Pre-arranged financing reaches “unique moment of possibility”

Pre-arranged financing (PAF) for disaster response has entered a unique moment of possibility, but substantial changes to the types of instruments and financing on offer will be needed to overcome growing affordability challenges in poorer countries.

These are among the key takeaways of a new report from the Centre for Disaster Protection and UK Aid which warns that international development financing for PAF is not reaching the poorest and most vulnerable.

PAF was elevated to become a key focus of international climate policy at COP27 through the formal launch of the Global Shield against Climate Risks, as well as the landmark agreement among the parties to establish a fund to respond to loss and damage.

Data from the Global Shield Secretariat shows continued growth in the maximum coverage provided by PAF instruments, which rose to $9bn in 2022, compared with $8.8bn in 2021 and $7.4bn in 2020.
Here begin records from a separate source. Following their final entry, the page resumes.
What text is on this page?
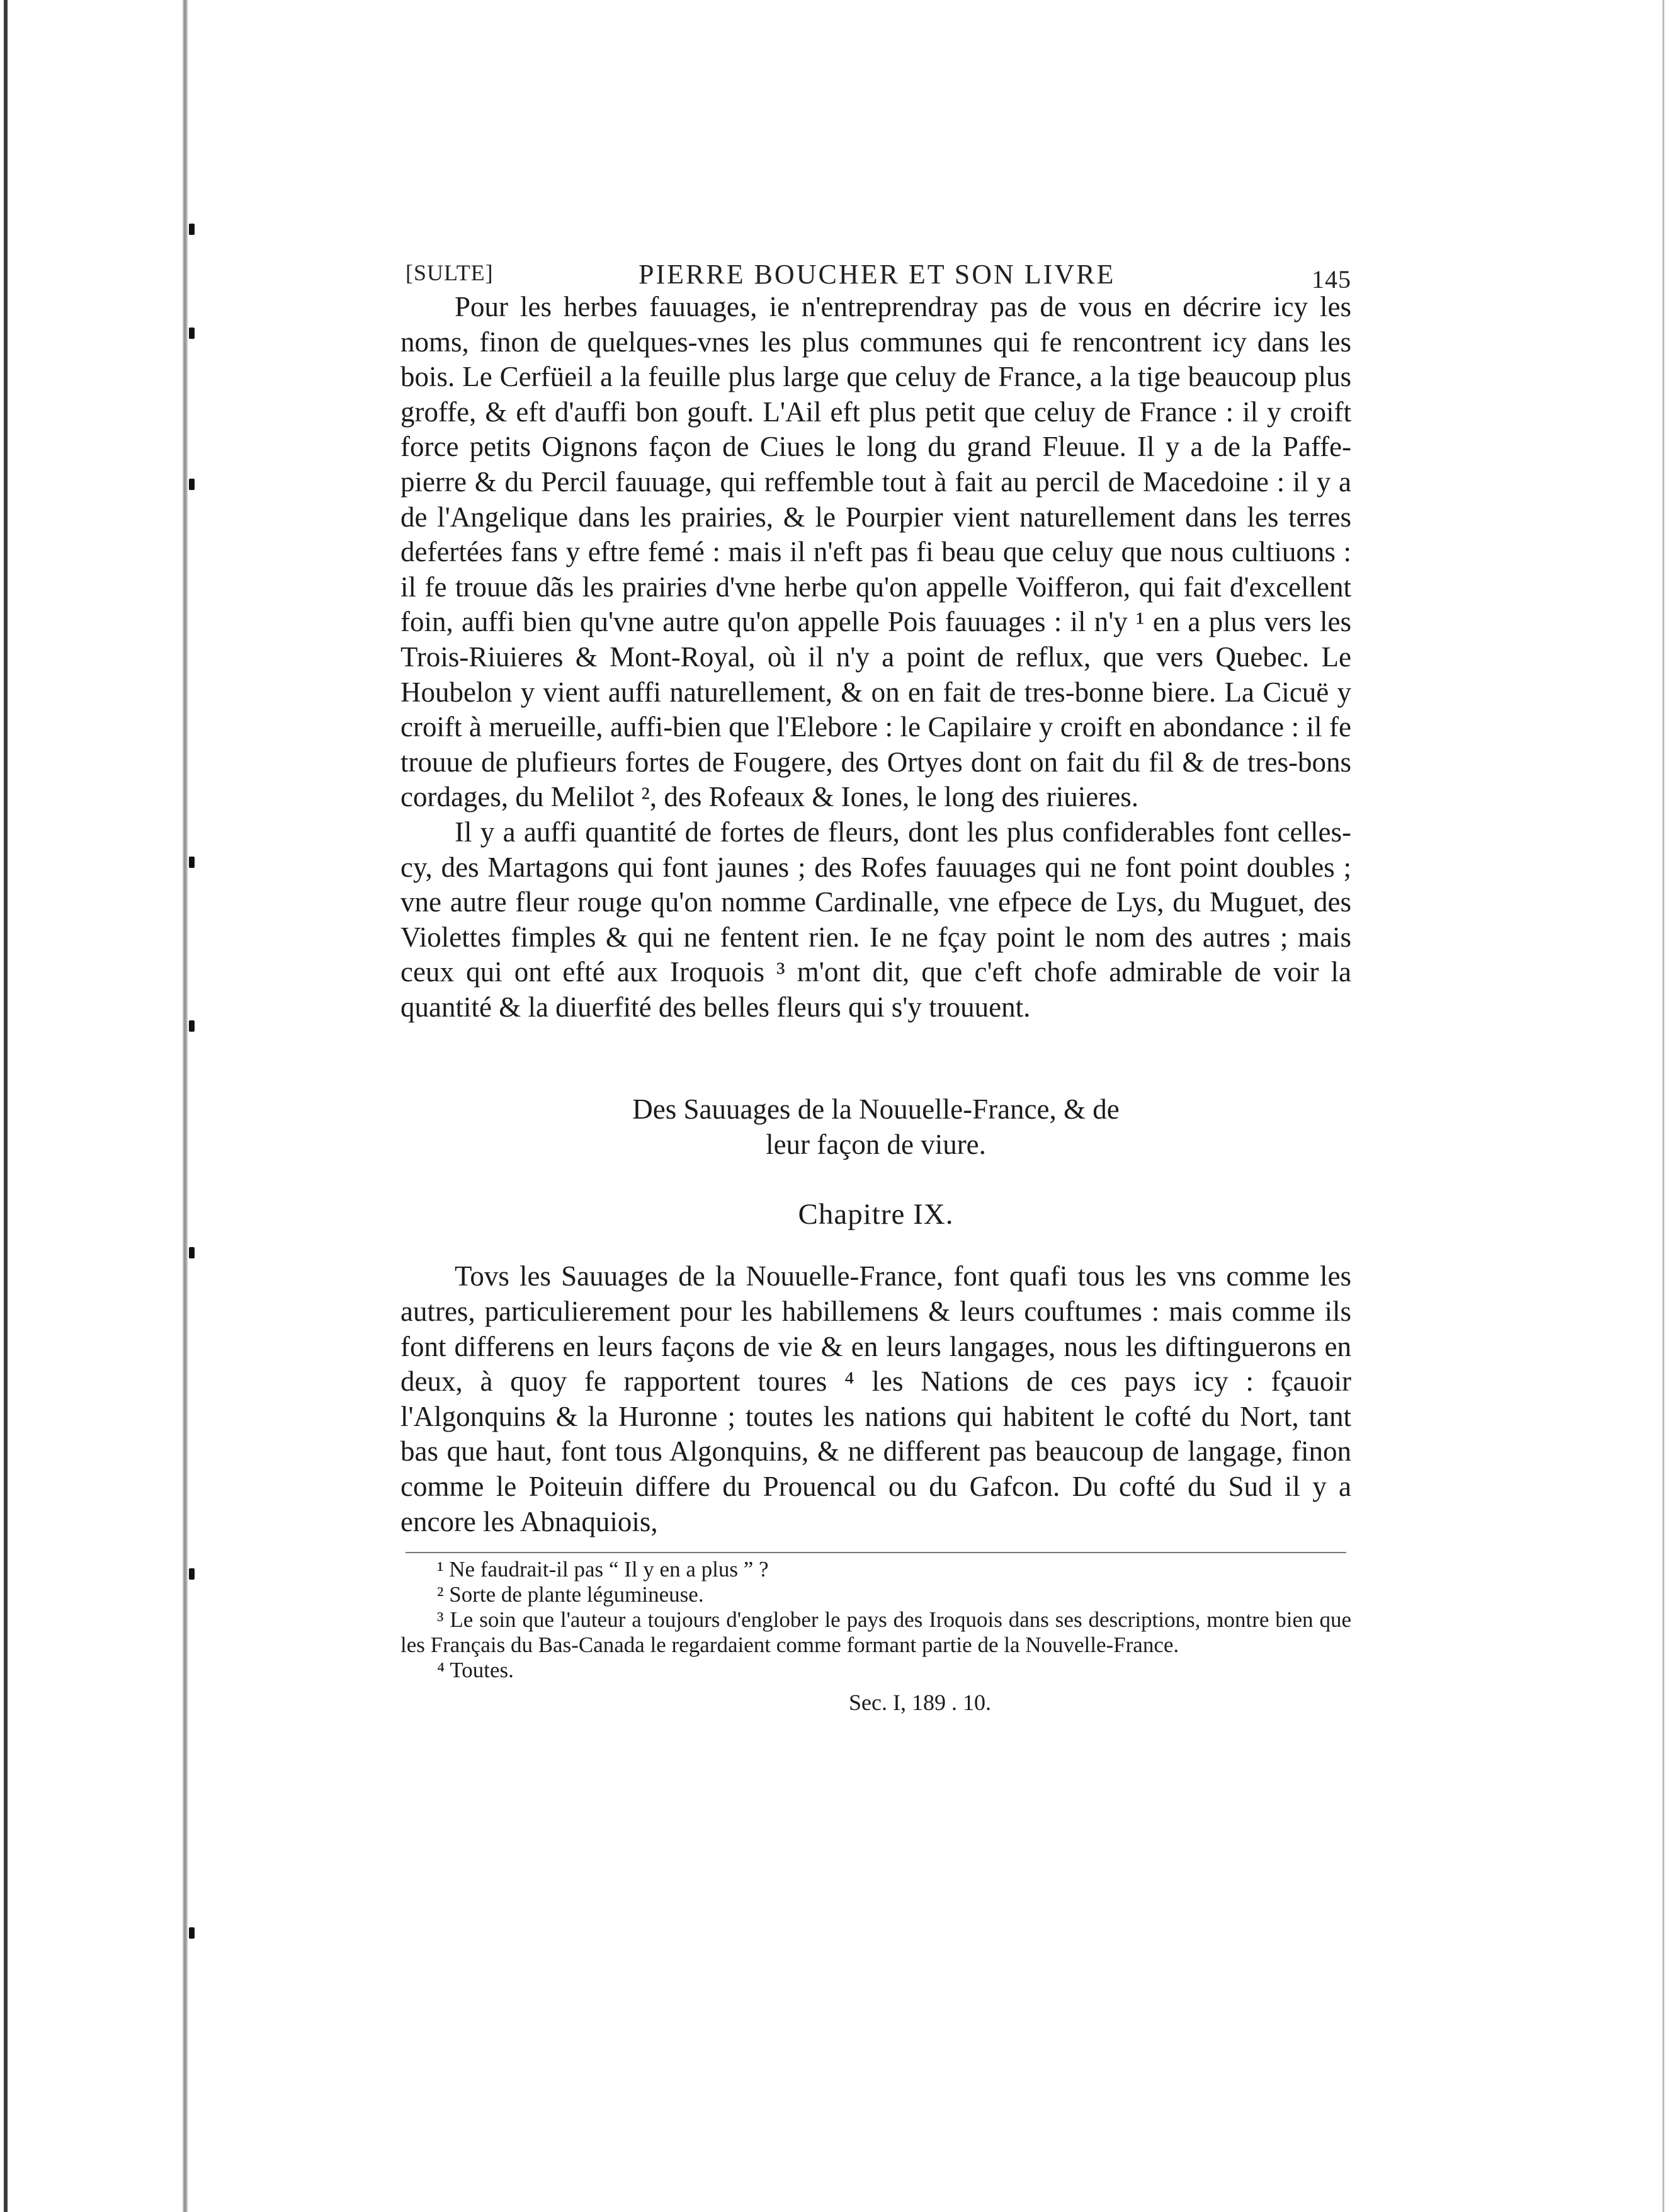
[SULTE]	PIERRE BOUCHER ET SON LIVRE	145

Pour les herbes fauuages, ie n'entreprendray pas de vous en décrire icy les noms, finon de quelques-vnes les plus communes qui fe rencontrent icy dans les bois. Le Cerfüeil a la feuille plus large que celuy de France, a la tige beaucoup plus groffe, & eft d'auffi bon gouft. L'Ail eft plus petit que celuy de France : il y croift force petits Oignons façon de Ciues le long du grand Fleuue. Il y a de la Paffe-pierre & du Percil fauuage, qui reffemble tout à fait au percil de Macedoine : il y a de l'Angelique dans les prairies, & le Pourpier vient naturellement dans les terres defertées fans y eftre femé : mais il n'eft pas fi beau que celuy que nous cultiuons : il fe trouue dãs les prairies d'vne herbe qu'on appelle Voifferon, qui fait d'excellent foin, auffi bien qu'vne autre qu'on appelle Pois fauuages : il n'y ¹ en a plus vers les Trois-Riuieres & Mont-Royal, où il n'y a point de reflux, que vers Quebec. Le Houbelon y vient auffi naturellement, & on en fait de tres-bonne biere. La Cicuë y croift à merueille, auffi-bien que l'Elebore : le Capilaire y croift en abondance : il fe trouue de plufieurs fortes de Fougere, des Ortyes dont on fait du fil & de tres-bons cordages, du Melilot ², des Rofeaux & Iones, le long des riuieres.

Il y a auffi quantité de fortes de fleurs, dont les plus confiderables font celles-cy, des Martagons qui font jaunes ; des Rofes fauuages qui ne font point doubles ; vne autre fleur rouge qu'on nomme Cardinalle, vne efpece de Lys, du Muguet, des Violettes fimples & qui ne fentent rien. Ie ne fçay point le nom des autres ; mais ceux qui ont efté aux Iroquois ³ m'ont dit, que c'eft chofe admirable de voir la quantité & la diuerfité des belles fleurs qui s'y trouuent.

Des Sauuages de la Nouuelle-France, & de

leur façon de viure.

Chapitre IX.

Tovs les Sauuages de la Nouuelle-France, font quafi tous les vns comme les autres, particulierement pour les habillemens & leurs couftumes : mais comme ils font differens en leurs façons de vie & en leurs langages, nous les diftinguerons en deux, à quoy fe rapportent toures ⁴ les Nations de ces pays icy : fçauoir l'Algonquins & la Huronne ; toutes les nations qui habitent le cofté du Nort, tant bas que haut, font tous Algonquins, & ne different pas beaucoup de langage, finon comme le Poiteuin differe du Prouencal ou du Gafcon. Du cofté du Sud il y a encore les Abnaquiois,

¹ Ne faudrait-il pas “ Il y en a plus ” ?

² Sorte de plante légumineuse.

³ Le soin que l'auteur a toujours d'englober le pays des Iroquois dans ses descriptions, montre bien que les Français du Bas-Canada le regardaient comme formant partie de la Nouvelle-France.

⁴ Toutes.

Sec. I, 189 . 10.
Contingent credit instruments represented the largest volume, generating $16.3bn of the 2020-22 total, followed by sovereign risk transfer instruments which provided $8.2bn in coverage over the three-year period. Corporate or risk transfer arrangements represented $52.9mn in coverage. Microinsurance represented just $1.8mn of the total, although it should be noted that the Global Shield members do not capture a broad scope of the microinsurance schemes currently active.

The World Bank is currently the largest provider of contingent credit for PAF, with its Catastrophe Deferred Drawdown Options (cat DDOs) linking pre-identified triggers to immediate funding, typically when a government declares an emergency.

Between 2009 and 2023, cat DDOs paid out $1.3bn in relation to tropical cyclones and a further $834mn in response to flood and landslide events.

Regional sovereign risk pools first emerged with the launch of the Caribbean Catastrophe Risk Insurance Facility in 2007, with pools now also operational in Africa, Southeast Asia and the Pacific.

The report notes that growing demand and uptake of policies have proved challenging for the latter three pools, with countries also dropping out because of domestic political changes and unmet expectations around payouts.

Falling short

The report noted that while the increased focus on PAF is needed as part of the drive to increase focus on financial protection, there are many areas in which PAF is falling short in meeting the needs of vulnerable countries and people.

Notably, the types of international development financing for PAF and the instruments available do not meet the needs of the poorest and most vulnerable countries.

Across the 2020-2022 reporting period, for example, the majority of coverage (82.1 percent) was concentrated in middle-income countries.

International development financing is usually provided via loans rather than grant financing, making it unattractive and unaffordable for countries struggling with high levels of debt and many urgent demands on national budgets. Debt sustainability is a growing concern for many countries which is likely to hamper the use of PAF.

Premium subsidies are one mechanism to reduce constraints on uptake, but this is typically provided with the expectation that countries will eventually take these payments onto their own balance sheets.

As the report warns, this expectation is becoming increasingly untenable. As governments face increasingly challenging prioritisation decisions, demand for PAF directly financed by governments is likely to be adversely affected.

Practical challenges

The report highlights a range of practical challenges around delivering effective PAF, including developing reliable triggers and effective response plans that pay out when most needed.

Some instruments are highlighted as ineffective in certain contexts – insurance, for example, is perceived as prohibitively expensive for more frequent or severe risks.

As a result, the report highlights increasing pressure for country and locally led solutions that go beyond insurance and do not exacerbate debt vulnerabilities.

“Substantial changes in the instruments, types and terms of financing on offer will be needed to overcome growing affordability challenges the poorest countries now face,” the report warned.